In contrast to unicast measurements considered in Chapter 7, this chapter focuses on stochastic network tomography based on multicast measurements, where each probe is sent along a multicast tree from one source to multiple destinations, duplicated at each intermediate node with at least two outgoing links. Using loss tomography as an example, the chapter details how the correlations between the measurements at different destinations sharing links in the multicast tree can be utilized to infer link loss rates, while briefly discussing how this approach applies to other performance metrics. Moreover, this chapter further illustrates how correlated loss observations obtained from multicast probes can be used to reliably infer the topology of the multicast tree, which belongs to another branch of network tomography (network topology tomography) that will be formally introduced in Chapter 9, and complements the high-level discussions there.
This chapter covers preliminary materials required to understand the presentation in the following chapters, including selected definitions from graph theory, linear algebra, and parameter estimation. We also introduce a classification of routing mechanisms based on the controllability of the routing of probes by monitors generating the probes, which will facilitate the discussion in the following chapters.

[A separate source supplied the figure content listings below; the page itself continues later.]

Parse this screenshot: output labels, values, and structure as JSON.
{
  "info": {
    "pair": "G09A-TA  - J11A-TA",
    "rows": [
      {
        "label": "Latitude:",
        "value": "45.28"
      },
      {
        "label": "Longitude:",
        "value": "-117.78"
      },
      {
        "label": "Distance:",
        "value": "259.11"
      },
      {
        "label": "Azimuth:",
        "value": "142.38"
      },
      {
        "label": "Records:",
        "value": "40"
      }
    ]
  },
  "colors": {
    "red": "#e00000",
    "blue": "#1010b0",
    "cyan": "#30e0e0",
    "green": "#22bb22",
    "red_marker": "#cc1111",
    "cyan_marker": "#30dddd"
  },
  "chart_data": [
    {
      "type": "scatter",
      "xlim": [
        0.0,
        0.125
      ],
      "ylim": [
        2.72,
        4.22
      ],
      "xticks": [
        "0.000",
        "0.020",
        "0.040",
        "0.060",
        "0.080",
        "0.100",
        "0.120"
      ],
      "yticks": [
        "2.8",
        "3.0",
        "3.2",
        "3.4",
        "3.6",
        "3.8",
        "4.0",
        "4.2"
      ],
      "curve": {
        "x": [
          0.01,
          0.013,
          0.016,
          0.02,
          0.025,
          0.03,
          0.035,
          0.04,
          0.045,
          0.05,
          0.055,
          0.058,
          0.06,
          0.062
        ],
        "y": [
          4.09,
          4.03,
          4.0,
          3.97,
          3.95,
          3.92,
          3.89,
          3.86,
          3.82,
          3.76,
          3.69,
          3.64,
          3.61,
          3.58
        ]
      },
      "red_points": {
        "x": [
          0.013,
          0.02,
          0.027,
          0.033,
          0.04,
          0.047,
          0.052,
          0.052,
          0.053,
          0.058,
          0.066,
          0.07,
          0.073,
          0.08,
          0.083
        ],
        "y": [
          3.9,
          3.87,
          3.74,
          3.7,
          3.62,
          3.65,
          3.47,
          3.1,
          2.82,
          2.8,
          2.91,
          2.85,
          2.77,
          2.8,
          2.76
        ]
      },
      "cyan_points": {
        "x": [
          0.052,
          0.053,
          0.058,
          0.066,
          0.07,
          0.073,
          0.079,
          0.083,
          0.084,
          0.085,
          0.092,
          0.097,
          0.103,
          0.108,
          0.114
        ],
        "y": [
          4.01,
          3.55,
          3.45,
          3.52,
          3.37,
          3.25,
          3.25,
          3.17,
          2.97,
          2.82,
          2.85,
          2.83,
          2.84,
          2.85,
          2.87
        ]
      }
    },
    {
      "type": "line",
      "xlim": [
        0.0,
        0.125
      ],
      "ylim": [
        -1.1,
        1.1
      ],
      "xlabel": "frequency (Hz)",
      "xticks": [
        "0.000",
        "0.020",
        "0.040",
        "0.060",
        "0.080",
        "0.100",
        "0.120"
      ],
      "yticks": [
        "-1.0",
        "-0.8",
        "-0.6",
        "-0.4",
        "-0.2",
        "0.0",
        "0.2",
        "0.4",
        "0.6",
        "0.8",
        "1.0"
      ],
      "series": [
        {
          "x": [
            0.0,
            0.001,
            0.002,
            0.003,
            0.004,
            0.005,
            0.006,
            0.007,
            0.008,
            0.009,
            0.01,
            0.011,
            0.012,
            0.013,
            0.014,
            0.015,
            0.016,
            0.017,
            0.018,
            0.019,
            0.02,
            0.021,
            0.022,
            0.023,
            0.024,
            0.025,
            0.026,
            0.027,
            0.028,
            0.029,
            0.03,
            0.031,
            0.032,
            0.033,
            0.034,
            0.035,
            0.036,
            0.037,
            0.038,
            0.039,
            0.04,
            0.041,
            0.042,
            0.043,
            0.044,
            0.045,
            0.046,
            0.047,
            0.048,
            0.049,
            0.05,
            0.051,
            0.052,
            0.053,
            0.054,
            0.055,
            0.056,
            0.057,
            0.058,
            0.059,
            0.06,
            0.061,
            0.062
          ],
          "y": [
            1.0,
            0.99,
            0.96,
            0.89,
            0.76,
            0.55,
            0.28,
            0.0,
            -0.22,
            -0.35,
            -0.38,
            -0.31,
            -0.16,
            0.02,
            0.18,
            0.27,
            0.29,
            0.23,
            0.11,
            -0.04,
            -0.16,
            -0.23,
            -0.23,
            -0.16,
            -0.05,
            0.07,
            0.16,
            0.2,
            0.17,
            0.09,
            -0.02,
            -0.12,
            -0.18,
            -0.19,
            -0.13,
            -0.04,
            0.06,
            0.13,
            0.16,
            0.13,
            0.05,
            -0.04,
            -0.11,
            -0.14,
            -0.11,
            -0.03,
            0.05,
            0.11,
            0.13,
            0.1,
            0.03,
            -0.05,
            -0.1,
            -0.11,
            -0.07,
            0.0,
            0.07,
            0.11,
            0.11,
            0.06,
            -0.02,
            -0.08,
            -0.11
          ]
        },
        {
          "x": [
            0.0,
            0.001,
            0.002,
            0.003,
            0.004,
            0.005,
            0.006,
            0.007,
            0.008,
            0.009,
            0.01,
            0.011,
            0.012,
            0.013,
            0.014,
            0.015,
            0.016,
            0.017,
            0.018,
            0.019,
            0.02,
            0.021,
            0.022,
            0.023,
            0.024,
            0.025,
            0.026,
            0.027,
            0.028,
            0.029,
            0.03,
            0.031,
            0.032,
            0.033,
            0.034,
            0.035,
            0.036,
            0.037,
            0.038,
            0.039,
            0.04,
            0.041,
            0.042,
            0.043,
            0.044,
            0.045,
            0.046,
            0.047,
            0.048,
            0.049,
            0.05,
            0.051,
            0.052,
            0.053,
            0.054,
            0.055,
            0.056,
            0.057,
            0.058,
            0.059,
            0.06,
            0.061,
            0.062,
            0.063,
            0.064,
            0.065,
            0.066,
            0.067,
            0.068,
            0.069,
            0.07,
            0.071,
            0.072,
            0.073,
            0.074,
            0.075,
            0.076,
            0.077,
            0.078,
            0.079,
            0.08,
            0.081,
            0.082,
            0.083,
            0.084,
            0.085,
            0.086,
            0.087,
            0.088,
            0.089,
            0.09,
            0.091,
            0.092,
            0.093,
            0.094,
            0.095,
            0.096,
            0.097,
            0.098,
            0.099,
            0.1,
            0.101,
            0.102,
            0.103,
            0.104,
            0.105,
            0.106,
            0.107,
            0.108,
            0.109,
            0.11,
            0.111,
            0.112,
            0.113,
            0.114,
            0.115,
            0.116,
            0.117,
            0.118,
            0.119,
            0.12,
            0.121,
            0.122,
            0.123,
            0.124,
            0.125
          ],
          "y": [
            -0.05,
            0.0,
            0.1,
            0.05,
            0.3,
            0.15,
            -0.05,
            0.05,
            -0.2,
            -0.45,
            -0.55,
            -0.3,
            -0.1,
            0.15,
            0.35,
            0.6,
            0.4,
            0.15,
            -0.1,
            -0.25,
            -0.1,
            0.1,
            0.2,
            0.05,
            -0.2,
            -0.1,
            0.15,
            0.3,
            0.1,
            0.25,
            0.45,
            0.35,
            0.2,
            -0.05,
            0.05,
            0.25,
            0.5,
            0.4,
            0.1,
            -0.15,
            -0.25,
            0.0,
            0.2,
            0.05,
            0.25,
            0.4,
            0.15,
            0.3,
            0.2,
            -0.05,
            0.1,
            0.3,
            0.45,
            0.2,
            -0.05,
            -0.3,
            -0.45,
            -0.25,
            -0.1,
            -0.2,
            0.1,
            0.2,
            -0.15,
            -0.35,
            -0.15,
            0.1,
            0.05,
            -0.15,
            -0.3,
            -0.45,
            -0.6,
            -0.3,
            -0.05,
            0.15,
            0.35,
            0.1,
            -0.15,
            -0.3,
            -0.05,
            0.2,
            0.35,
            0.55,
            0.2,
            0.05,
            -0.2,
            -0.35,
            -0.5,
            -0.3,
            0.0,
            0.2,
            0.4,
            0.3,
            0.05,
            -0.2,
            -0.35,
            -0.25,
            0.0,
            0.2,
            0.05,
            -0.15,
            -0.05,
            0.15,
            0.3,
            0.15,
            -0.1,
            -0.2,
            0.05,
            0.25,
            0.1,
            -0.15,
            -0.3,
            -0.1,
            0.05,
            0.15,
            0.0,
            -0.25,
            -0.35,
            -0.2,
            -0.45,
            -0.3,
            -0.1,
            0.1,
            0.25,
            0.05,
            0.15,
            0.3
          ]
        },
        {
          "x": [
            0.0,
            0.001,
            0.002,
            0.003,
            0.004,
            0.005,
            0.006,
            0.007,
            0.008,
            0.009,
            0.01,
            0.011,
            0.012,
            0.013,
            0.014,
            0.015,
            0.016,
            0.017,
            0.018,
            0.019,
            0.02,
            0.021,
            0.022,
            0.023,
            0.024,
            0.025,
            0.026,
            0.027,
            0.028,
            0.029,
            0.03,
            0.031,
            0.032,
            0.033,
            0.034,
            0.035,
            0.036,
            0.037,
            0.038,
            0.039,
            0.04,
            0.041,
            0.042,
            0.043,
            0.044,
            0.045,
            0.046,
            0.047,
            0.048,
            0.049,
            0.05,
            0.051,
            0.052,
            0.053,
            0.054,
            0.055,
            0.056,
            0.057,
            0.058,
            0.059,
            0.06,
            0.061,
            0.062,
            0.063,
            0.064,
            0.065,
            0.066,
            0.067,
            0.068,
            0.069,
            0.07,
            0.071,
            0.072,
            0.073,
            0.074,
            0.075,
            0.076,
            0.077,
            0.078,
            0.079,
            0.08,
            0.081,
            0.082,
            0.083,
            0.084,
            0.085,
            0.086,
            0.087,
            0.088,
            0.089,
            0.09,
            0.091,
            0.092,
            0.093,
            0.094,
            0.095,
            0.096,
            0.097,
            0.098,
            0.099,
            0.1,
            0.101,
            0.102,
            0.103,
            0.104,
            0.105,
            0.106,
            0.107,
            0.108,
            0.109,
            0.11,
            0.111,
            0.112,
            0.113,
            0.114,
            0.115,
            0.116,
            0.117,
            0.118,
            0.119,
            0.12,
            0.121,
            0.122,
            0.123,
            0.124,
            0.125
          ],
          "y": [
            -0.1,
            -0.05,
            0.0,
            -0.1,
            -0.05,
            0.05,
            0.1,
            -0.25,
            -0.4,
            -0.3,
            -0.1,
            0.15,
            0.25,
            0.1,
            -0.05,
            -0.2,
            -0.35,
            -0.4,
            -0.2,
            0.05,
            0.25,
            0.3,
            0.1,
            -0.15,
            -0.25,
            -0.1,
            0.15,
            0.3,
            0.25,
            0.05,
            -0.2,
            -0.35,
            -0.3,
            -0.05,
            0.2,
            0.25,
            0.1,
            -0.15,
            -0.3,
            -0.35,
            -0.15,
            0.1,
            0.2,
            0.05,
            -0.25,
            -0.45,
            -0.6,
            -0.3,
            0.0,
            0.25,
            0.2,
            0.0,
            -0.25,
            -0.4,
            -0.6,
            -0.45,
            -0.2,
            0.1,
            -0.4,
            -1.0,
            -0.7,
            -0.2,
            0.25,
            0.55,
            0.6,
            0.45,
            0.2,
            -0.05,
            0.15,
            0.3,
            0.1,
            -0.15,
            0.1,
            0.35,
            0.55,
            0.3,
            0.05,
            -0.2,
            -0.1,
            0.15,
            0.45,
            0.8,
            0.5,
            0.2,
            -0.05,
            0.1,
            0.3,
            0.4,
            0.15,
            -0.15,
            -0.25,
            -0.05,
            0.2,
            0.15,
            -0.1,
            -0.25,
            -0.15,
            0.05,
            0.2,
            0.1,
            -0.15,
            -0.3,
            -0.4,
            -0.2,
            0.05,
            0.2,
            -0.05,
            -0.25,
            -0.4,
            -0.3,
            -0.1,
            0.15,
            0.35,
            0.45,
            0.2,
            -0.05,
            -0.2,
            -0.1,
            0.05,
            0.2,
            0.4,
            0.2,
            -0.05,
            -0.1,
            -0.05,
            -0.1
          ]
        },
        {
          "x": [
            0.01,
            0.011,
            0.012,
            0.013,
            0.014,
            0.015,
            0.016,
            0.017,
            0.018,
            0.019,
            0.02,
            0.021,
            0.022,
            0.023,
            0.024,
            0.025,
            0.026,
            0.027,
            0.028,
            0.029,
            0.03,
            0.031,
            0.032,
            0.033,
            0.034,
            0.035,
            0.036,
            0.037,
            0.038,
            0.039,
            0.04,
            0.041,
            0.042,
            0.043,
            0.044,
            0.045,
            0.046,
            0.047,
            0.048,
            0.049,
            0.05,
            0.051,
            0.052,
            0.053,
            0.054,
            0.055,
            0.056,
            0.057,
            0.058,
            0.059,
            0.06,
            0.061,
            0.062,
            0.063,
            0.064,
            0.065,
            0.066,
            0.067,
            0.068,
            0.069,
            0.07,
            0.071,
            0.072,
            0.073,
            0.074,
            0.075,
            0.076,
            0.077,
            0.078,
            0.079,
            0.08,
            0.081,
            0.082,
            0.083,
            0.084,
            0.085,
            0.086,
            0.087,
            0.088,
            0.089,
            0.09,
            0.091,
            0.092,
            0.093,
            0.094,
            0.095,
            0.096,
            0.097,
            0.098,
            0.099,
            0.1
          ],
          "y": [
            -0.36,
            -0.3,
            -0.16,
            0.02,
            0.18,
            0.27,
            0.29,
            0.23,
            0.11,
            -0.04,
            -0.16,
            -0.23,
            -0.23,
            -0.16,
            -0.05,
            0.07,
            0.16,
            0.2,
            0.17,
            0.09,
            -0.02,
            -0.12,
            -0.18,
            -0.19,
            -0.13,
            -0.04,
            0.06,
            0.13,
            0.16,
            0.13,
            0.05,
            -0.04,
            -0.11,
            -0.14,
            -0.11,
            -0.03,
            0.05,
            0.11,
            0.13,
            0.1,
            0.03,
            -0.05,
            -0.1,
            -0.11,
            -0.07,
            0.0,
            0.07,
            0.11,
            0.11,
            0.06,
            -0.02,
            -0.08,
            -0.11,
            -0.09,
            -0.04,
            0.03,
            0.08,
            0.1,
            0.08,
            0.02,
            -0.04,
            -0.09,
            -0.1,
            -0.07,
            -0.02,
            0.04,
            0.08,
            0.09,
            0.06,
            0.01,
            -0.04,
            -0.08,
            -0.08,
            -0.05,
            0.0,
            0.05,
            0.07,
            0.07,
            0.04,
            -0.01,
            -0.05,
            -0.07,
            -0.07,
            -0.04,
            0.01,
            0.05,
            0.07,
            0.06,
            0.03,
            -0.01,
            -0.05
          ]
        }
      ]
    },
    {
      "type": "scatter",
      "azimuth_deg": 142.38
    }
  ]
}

Based on the identifiability measures for Boolean network tomography presented in Chapter 5, this chapter addresses the follow-up question of how to design the measurement system to optimize the identifiability measure of interest, with a focus on the placement of monitoring nodes. Depending on the mechanism to collect measurements, the problem is divided into (1) monitor placement, (2) beacon placement, and (3) monitoring-aware service placement, where the first approach requires monitoring nodes at both endpoints of each measurement path, the second approach requires a monitoring node only at one of the endpoints of each measurement path, and the third approach requires each measurement path to be the default routing path between a client and a server. As many of such problems are NP-hard, the focus is put on establishing the hardness of the optimal solution and developing polynomial-time suboptimal algorithms with performance guarantees. The chapter also covers a suite of path construction problems addressing how to construct or select measurement paths to optimize the tradeoff between identifiability and probing cost.